The Bank Job (2008)
6/10
Not quite what it could have been...
13 April 2008
Warning: Spoilers
The most dangerous lies are those that are based on kernels of truth. This is why I cringe whenever I see the ominous words 'based on a true story' advertising a film. The Bank Job is the fictionalized story of the walkie-talkie robbery that took place in London in 1971. A small team of Cockney lads, existing on the margins of criminal milieu, successfully robbed the safety box vault of a posh branch of Lloyd's Bank and, on the face of it, got away with most of the proceeds.

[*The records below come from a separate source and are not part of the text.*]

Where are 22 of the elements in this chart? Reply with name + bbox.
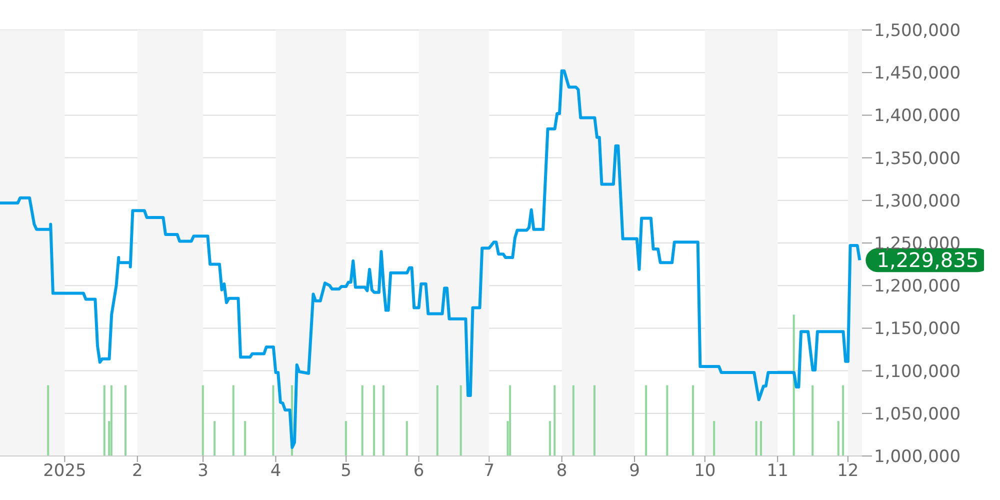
x-tick-label: 4	[270, 461, 282, 482]
y-tick-label: 1,400,000	[874, 106, 961, 126]
x-tick-label: 11	[766, 461, 788, 482]
x-tick-label: 7	[484, 461, 495, 482]
y-tick-label: 1,150,000	[874, 319, 961, 340]
x-tick-label: 2025	[43, 461, 86, 482]
y-tick-label: 1,350,000	[874, 148, 961, 169]
y-tick-label: 1,300,000	[874, 191, 961, 212]
x-tick-label: 8	[556, 461, 568, 482]
y-tick-label: 1,200,000	[874, 276, 961, 297]
x-tick-label: 2	[132, 461, 143, 482]
x-tick-label: 5	[340, 461, 352, 482]
x-tick-label: 3	[198, 461, 208, 482]
y-tick-label: 1,100,000	[874, 362, 961, 382]
y-tick-label: 1,000,000	[874, 447, 961, 468]
y-tick-label: 1,450,000	[874, 64, 961, 84]
x-tick-label: 12	[837, 461, 859, 482]
x-tick-label: 9	[629, 461, 640, 482]
y-tick-label: 1,050,000	[874, 404, 961, 424]
x-tick-label: 6	[413, 461, 424, 482]
y-tick-label: 1,500,000	[874, 21, 961, 42]
x-tick-label: 10	[694, 461, 716, 482]
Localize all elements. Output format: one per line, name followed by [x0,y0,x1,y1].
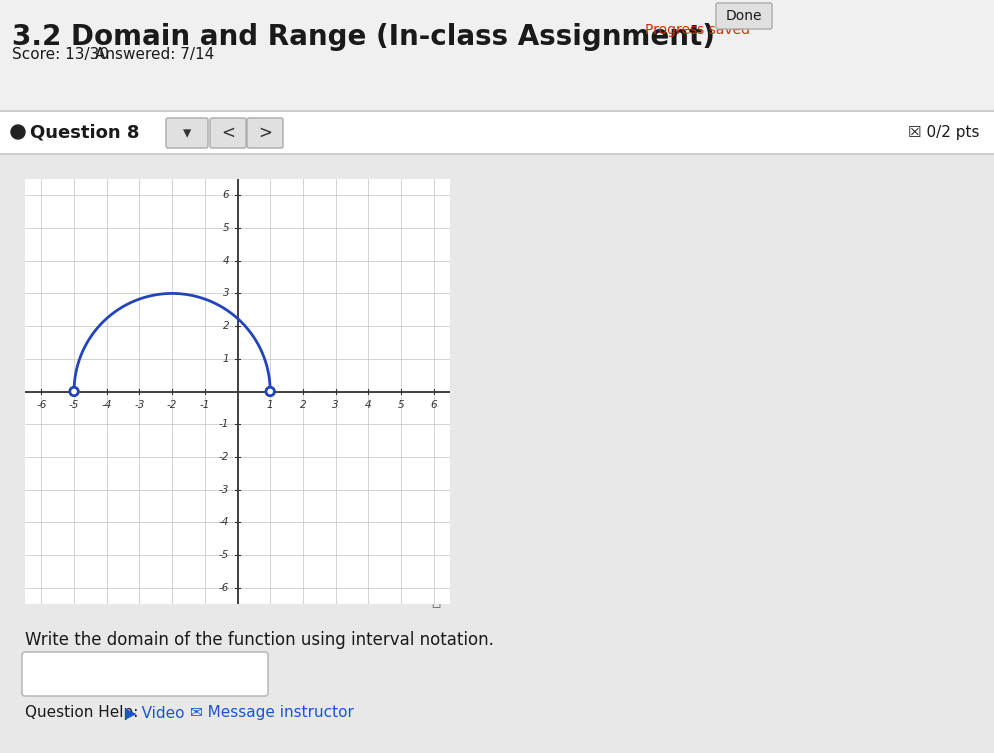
Text: 4: 4 [223,256,230,266]
Circle shape [70,387,79,396]
Text: -1: -1 [219,419,230,429]
FancyBboxPatch shape [247,118,283,148]
Text: -4: -4 [219,517,230,527]
Text: ▶ Video: ▶ Video [125,705,185,720]
Text: <: < [221,124,235,142]
Text: -3: -3 [219,485,230,495]
FancyBboxPatch shape [210,118,246,148]
Text: -4: -4 [101,400,112,410]
Bar [0,153,994,155]
Text: 1: 1 [223,354,230,364]
Text: -2: -2 [219,452,230,462]
Text: Done: Done [726,9,762,23]
Text: 6: 6 [430,400,437,410]
Circle shape [11,125,25,139]
Text: ▾: ▾ [183,124,191,142]
Text: Write the domain of the function using interval notation.: Write the domain of the function using i… [25,631,494,649]
Text: 3: 3 [332,400,339,410]
Text: 2: 2 [223,321,230,331]
Text: 5: 5 [398,400,405,410]
Text: 4: 4 [365,400,372,410]
Text: 3: 3 [223,288,230,298]
Text: 3.2 Domain and Range (In-class Assignment): 3.2 Domain and Range (In-class Assignmen… [12,23,715,51]
Text: ☒ 0/2 pts: ☒ 0/2 pts [909,124,980,139]
FancyBboxPatch shape [166,118,208,148]
Text: Question Help:: Question Help: [25,705,138,720]
Text: ✉ Message instructor: ✉ Message instructor [190,705,354,720]
Text: Score: 13/30: Score: 13/30 [12,47,109,62]
Text: -1: -1 [200,400,210,410]
Text: -6: -6 [36,400,47,410]
Text: 6: 6 [223,191,230,200]
Text: -2: -2 [167,400,177,410]
Text: -5: -5 [69,400,80,410]
Bar [0,112,994,153]
Circle shape [266,387,274,396]
FancyBboxPatch shape [716,3,772,29]
Text: Progress saved: Progress saved [645,23,750,37]
Text: Question 8: Question 8 [30,123,139,141]
Text: >: > [258,124,272,142]
Text: -3: -3 [134,400,144,410]
Bar [0,110,994,112]
FancyBboxPatch shape [22,652,268,696]
Text: 5: 5 [223,223,230,233]
Text: 1: 1 [266,400,273,410]
Text: Answered: 7/14: Answered: 7/14 [95,47,215,62]
Text: 🔍: 🔍 [430,593,440,608]
Text: -6: -6 [219,583,230,593]
Bar [0,0,994,110]
Text: -5: -5 [219,550,230,560]
Text: 2: 2 [299,400,306,410]
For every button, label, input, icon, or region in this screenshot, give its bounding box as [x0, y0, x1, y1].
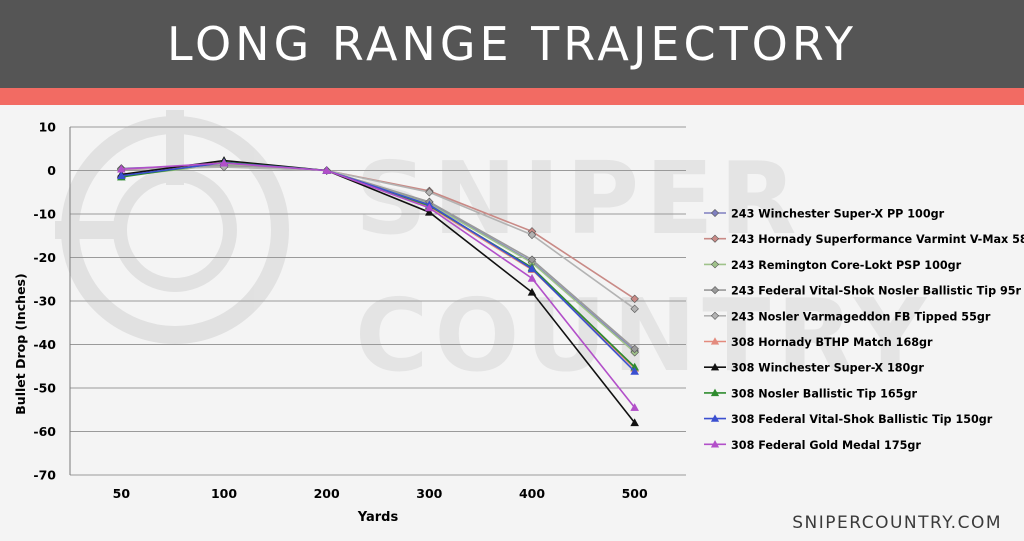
- series: [117, 158, 639, 411]
- x-tick-label: 300: [416, 486, 442, 501]
- y-tick-label: -20: [33, 250, 56, 265]
- header-banner: LONG RANGE TRAJECTORY: [0, 0, 1024, 88]
- data-point: [630, 367, 639, 375]
- legend-item: 243 Federal Vital-Shok Nosler Ballistic …: [704, 285, 1022, 298]
- y-tick-label: -10: [33, 207, 56, 222]
- legend-item: 243 Remington Core-Lokt PSP 100gr: [704, 259, 962, 272]
- y-tick-label: 10: [39, 120, 57, 135]
- legend-item: 243 Winchester Super-X PP 100gr: [704, 208, 945, 221]
- y-tick-label: -70: [33, 468, 56, 483]
- series-line: [121, 166, 636, 310]
- site-credit: SNIPERCOUNTRY.COM: [792, 513, 1002, 533]
- series-group: [117, 156, 639, 427]
- legend-item: 308 Federal Gold Medal 175gr: [704, 439, 921, 452]
- data-point: [710, 208, 720, 218]
- legend-label: 308 Winchester Super-X 180gr: [731, 362, 924, 375]
- accent-bar: [0, 88, 1024, 105]
- y-tick-label: -40: [33, 337, 56, 352]
- data-point: [710, 388, 720, 397]
- data-point: [527, 287, 537, 296]
- legend-label: 243 Federal Vital-Shok Nosler Ballistic …: [731, 285, 1022, 298]
- legend-label: 243 Nosler Varmageddon FB Tipped 55gr: [731, 310, 991, 323]
- trajectory-chart: SNIPER COUNTRY 100-10-20-30-40-50-60-70 …: [13, 110, 1024, 525]
- data-point: [117, 171, 126, 180]
- legend: 243 Winchester Super-X PP 100gr 243 Horna…: [704, 208, 1024, 452]
- x-tick-label: 50: [113, 486, 131, 501]
- data-point: [710, 337, 720, 345]
- series-line: [121, 159, 636, 424]
- data-point: [527, 230, 537, 240]
- data-point: [425, 207, 434, 216]
- x-tick-label: 400: [519, 486, 545, 501]
- legend-item: 243 Hornady Superformance Varmint V-Max …: [704, 233, 1024, 246]
- data-point: [219, 158, 229, 167]
- series-line: [121, 164, 636, 350]
- data-point: [710, 311, 720, 320]
- x-tick-label: 100: [211, 486, 237, 501]
- watermark-line-2: COUNTRY: [355, 277, 932, 394]
- legend-label: 243 Winchester Super-X PP 100gr: [731, 208, 945, 221]
- data-point: [527, 264, 537, 273]
- x-tick-label: 500: [622, 486, 648, 501]
- legend-item: 308 Nosler Ballistic Tip 165gr: [704, 387, 917, 400]
- data-point: [630, 418, 639, 427]
- data-point: [630, 403, 639, 411]
- data-point: [710, 414, 720, 422]
- data-point: [710, 362, 720, 371]
- legend-item: 308 Winchester Super-X 180gr: [704, 362, 924, 375]
- x-tick-label: 200: [314, 486, 340, 501]
- chart-panel: SNIPER COUNTRY 10 0 -10 -20 -30 -40 -50 -60 -70 …: [0, 105, 1024, 541]
- legend-item: 308 Federal Vital-Shok Ballistic Tip 150…: [704, 413, 993, 426]
- data-point: [425, 203, 434, 212]
- data-point: [322, 166, 331, 174]
- y-tick-label: -60: [33, 424, 56, 439]
- x-axis: 50 100 200 300 400 500: [113, 486, 648, 501]
- legend-label: 308 Federal Gold Medal 175gr: [731, 439, 921, 452]
- y-tick-label: -50: [33, 381, 56, 396]
- data-point: [425, 188, 434, 197]
- data-point: [630, 344, 639, 354]
- series-line: [121, 162, 636, 409]
- legend-label: 308 Hornady BTHP Match 168gr: [731, 336, 933, 349]
- data-point: [710, 440, 720, 448]
- page-title: LONG RANGE TRAJECTORY: [166, 17, 858, 71]
- y-axis-label: Bullet Drop (Inches): [13, 273, 28, 414]
- data-point: [117, 164, 126, 173]
- data-point: [710, 286, 720, 295]
- data-point: [630, 294, 639, 304]
- legend-label: 243 Remington Core-Lokt PSP 100gr: [731, 259, 962, 272]
- legend-label: 243 Hornady Superformance Varmint V-Max …: [731, 233, 1024, 246]
- grid: [69, 126, 686, 476]
- x-axis-label: Yards: [357, 510, 399, 525]
- data-point: [527, 273, 537, 282]
- y-axis: 10 0 -10 -20 -30 -40 -50 -60 -70: [33, 120, 56, 483]
- data-point: [710, 260, 720, 269]
- data-point: [710, 234, 720, 243]
- legend-item: 308 Hornady BTHP Match 168gr: [704, 336, 933, 349]
- y-tick-label: -30: [33, 294, 56, 309]
- y-tick-label: 0: [47, 163, 56, 178]
- legend-label: 308 Federal Vital-Shok Ballistic Tip 150…: [731, 413, 993, 426]
- data-point: [630, 304, 639, 314]
- legend-item: 243 Nosler Varmageddon FB Tipped 55gr: [704, 310, 991, 323]
- legend-label: 308 Nosler Ballistic Tip 165gr: [731, 387, 917, 400]
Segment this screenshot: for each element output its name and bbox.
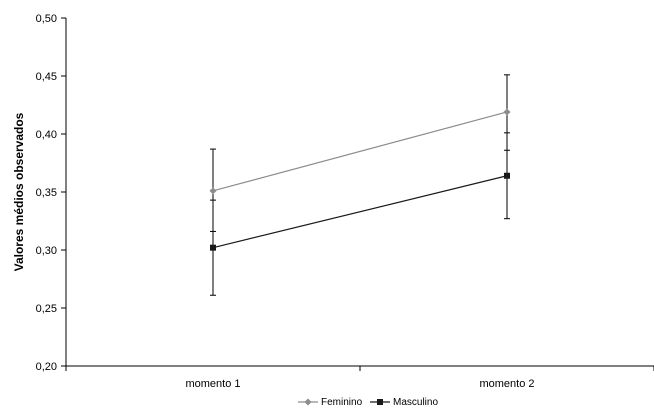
- y-tick-label: 0,25: [36, 303, 57, 315]
- legend-marker: [377, 399, 383, 405]
- y-tick-label: 0,40: [36, 129, 57, 141]
- data-point-feminino: [209, 187, 217, 195]
- x-tick-label: momento 1: [185, 378, 240, 390]
- legend-label: Feminino: [321, 397, 363, 408]
- legend: Feminino Masculino: [298, 397, 438, 408]
- y-tick-label: 0,20: [36, 361, 57, 373]
- y-tick-label: 0,45: [36, 71, 57, 83]
- series-line-masculino: [212, 175, 508, 249]
- y-tick-label: 0,35: [36, 187, 57, 199]
- y-axis-title: Valores médios observados: [12, 112, 26, 271]
- y-ticks: 0,20 0,25 0,30 0,35 0,40 0,45 0,50: [36, 13, 66, 373]
- data-point-feminino: [503, 108, 511, 116]
- legend-marker: [304, 398, 312, 406]
- legend-label: Masculino: [393, 397, 438, 408]
- x-tick-label: momento 2: [479, 378, 534, 390]
- y-tick-label: 0,30: [36, 245, 57, 257]
- data-point-masculino: [504, 172, 510, 179]
- series-line-feminino: [212, 111, 508, 192]
- data-point-masculino: [210, 244, 216, 251]
- error-bars: [210, 74, 510, 296]
- y-tick-label: 0,50: [36, 13, 57, 25]
- x-ticks: momento 1 momento 2: [65, 366, 654, 390]
- series: [209, 108, 511, 251]
- axes: [65, 18, 654, 367]
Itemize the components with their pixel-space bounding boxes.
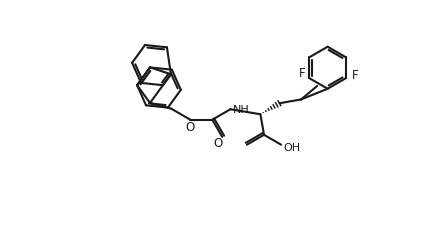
Text: OH: OH: [283, 142, 300, 152]
Text: O: O: [186, 121, 195, 134]
Text: F: F: [351, 68, 358, 81]
Text: F: F: [299, 67, 306, 79]
Text: O: O: [214, 137, 223, 150]
Text: NH: NH: [232, 105, 249, 115]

The film uses some of the facts (the crew was indeed spotted by a ham radio operator, only a handful of safety box owners made any claims) and lots of gossip (the rumour was that one of the safety boxes contained naughty exploits of a royal princess, another implicated a cross-dressing Lord Mountbatten) , then adds some of its own inventions: MI5, or was it MI6, staged the whole operation to recover the pictures and there was also a ledger detailing payoffs to crooked police by a porn king (David Suchet, unfairly looking like the late Ronnie Corbett). Jason Statham, as Terry the leader of the crew, does his Jason Statham act and the rest of the cast turns up to give reliable performances. The whole film works in its contrived and rushed way, but it is much less than what it should have been. The look of the film tries to emulate the 1970s heist flicks but the director (Roger Donaldson) is not sure whether he wants to make a Boulting Brothers style heist romp or a more grungy Brit gangster film. Light-hearted scenes suddenly give way to brutal torture of likable characters, farcical asides lead to serious exchanges. The look of the film, although generally true to the era, sometimes appears sloppy or rushed (underground signs, for example, look distractingly modern).

It is an old-fashioned script with an old-fashioned structure. The use of real names for dead characters, with all the implications on their reputation and on their families, is a nasty element in the film, considering that it is largely based on gossip and innuendo, and it sits uncomfortably with the would-be comedy of bumbling crooks, spooks and coppers.